I think my question is different, tho that does seem like a promising avenue to investigate – thanks!

I don't know if that's possible in full generality, or with absolute confidence, but you can't really know anything with absolute confidence. Here's my layman's understanding/thoughts.

Nevertheless, if one system gives another what it claims is its code+current state, then that system should be able to run the first system in a sandbox on its own hardware, predict the system's behavior in response to any stimulus, and check that against the real world. If both systems share data this way, they should each be able to interact with the sandboxed version of the other, and then come together later, each knowing how the simulated interaction that the other had already went. They can test this, and continue testing, it by monitoring the other's behavior over time.
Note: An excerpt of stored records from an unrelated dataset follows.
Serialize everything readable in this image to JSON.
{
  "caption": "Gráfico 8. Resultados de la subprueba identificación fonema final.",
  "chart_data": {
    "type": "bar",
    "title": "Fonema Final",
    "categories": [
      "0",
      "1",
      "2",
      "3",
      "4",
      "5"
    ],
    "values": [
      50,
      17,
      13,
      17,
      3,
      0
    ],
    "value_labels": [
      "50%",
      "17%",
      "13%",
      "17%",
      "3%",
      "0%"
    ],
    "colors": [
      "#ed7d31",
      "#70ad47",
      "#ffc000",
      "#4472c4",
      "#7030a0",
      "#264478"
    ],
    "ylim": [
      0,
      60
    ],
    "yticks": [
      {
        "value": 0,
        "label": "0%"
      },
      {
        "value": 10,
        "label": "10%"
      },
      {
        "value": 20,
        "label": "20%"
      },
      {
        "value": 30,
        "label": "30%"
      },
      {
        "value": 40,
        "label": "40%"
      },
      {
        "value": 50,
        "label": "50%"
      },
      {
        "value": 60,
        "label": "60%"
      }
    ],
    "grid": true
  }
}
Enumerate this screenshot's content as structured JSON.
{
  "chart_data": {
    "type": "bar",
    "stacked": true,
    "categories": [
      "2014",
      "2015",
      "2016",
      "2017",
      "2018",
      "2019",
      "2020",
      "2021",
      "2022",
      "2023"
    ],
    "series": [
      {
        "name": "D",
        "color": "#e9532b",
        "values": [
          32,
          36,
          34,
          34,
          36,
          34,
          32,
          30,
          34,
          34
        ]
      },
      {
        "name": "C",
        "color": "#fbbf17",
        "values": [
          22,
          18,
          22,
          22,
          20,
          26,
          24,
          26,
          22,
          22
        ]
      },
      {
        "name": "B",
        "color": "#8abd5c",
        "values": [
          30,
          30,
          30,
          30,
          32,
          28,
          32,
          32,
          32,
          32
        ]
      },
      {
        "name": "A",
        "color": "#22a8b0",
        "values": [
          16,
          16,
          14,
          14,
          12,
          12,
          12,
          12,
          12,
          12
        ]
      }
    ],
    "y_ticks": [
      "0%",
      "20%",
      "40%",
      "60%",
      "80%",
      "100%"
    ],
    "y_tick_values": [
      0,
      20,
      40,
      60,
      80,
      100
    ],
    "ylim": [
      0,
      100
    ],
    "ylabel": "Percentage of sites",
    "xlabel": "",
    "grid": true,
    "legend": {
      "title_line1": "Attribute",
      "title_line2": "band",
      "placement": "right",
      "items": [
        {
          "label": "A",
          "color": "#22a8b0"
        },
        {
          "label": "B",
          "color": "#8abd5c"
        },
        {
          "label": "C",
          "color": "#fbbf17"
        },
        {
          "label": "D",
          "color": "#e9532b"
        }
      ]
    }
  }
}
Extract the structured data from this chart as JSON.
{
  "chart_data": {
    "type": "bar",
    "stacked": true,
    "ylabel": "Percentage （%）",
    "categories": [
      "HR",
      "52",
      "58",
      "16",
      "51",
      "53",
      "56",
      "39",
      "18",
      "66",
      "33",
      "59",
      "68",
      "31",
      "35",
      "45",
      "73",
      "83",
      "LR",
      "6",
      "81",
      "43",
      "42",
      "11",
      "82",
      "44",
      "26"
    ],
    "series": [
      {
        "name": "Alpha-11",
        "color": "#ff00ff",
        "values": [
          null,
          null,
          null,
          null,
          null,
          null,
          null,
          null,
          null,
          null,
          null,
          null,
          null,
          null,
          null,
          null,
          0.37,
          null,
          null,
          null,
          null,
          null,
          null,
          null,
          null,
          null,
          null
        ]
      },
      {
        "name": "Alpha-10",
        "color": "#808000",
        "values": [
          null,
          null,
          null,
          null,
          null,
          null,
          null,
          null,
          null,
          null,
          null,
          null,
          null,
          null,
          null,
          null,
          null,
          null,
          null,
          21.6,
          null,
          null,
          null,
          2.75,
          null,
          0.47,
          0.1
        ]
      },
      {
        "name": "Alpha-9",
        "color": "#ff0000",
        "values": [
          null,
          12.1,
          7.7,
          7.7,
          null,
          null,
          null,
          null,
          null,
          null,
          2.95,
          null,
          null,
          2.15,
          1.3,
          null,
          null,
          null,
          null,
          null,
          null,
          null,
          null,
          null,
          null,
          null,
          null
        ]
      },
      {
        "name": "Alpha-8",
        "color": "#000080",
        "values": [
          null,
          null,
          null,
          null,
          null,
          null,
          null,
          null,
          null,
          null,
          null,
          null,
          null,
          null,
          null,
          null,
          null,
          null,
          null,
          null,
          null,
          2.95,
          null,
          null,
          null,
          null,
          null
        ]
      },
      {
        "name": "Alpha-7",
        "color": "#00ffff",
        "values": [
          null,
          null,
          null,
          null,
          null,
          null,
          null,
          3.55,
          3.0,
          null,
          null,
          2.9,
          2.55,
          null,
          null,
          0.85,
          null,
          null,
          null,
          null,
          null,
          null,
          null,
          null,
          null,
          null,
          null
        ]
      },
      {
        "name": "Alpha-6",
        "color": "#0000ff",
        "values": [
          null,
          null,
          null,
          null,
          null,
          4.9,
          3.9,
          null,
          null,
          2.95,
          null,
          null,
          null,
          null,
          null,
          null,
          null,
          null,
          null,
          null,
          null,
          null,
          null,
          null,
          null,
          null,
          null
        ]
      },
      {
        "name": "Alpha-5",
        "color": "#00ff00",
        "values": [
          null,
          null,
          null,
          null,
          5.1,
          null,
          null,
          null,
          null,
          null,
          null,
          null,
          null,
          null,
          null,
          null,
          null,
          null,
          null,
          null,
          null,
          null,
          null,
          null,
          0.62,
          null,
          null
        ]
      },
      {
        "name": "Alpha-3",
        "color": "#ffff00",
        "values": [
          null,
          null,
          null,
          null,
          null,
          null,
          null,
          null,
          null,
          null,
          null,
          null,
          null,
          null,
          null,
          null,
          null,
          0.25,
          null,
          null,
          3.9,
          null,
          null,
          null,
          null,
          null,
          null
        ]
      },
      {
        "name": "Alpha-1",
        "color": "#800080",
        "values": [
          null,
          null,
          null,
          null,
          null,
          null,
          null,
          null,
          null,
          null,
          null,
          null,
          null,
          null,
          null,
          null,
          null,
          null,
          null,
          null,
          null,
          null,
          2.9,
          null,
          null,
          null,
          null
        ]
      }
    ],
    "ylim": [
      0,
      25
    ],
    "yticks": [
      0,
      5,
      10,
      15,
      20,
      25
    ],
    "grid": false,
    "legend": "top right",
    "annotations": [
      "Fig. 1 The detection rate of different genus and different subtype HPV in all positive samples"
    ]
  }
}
Some of my own intuitions about this:

  1. Yes, this would be 'probabilistic' and thus this is an issue of evidence that AIs would share with each other.
  2. Why or how would one system trust another that the state (code+data) shared is honest?
  3. Sandboxing is (currently) imperfect, tho perhaps sufficiently advanced AIs could actually achieve it? (On the other hand, there are security vulnerabilities that exploit the 'computational substrate', e.g. Spectre, so I would guess that would remain as a potential vulnerability even for AIs that designed and built their own substrates.) This also seems like it would only help if the sandboxed version could be 'sped up' and if the AI running the sandboxed AI can 'convince' the sandboxed AI that it's not' sandboxed.
  4. The 'prototypical' AI I'm imagining seems like it would be too 'big' and too 'diffuse' (e.g. distributed) for it to be able to share (all of) itself with another AI. Another commenter mentioned an AI 'folding itself up' for sharing, but I can't understand concretely how that would help (or how it would work either).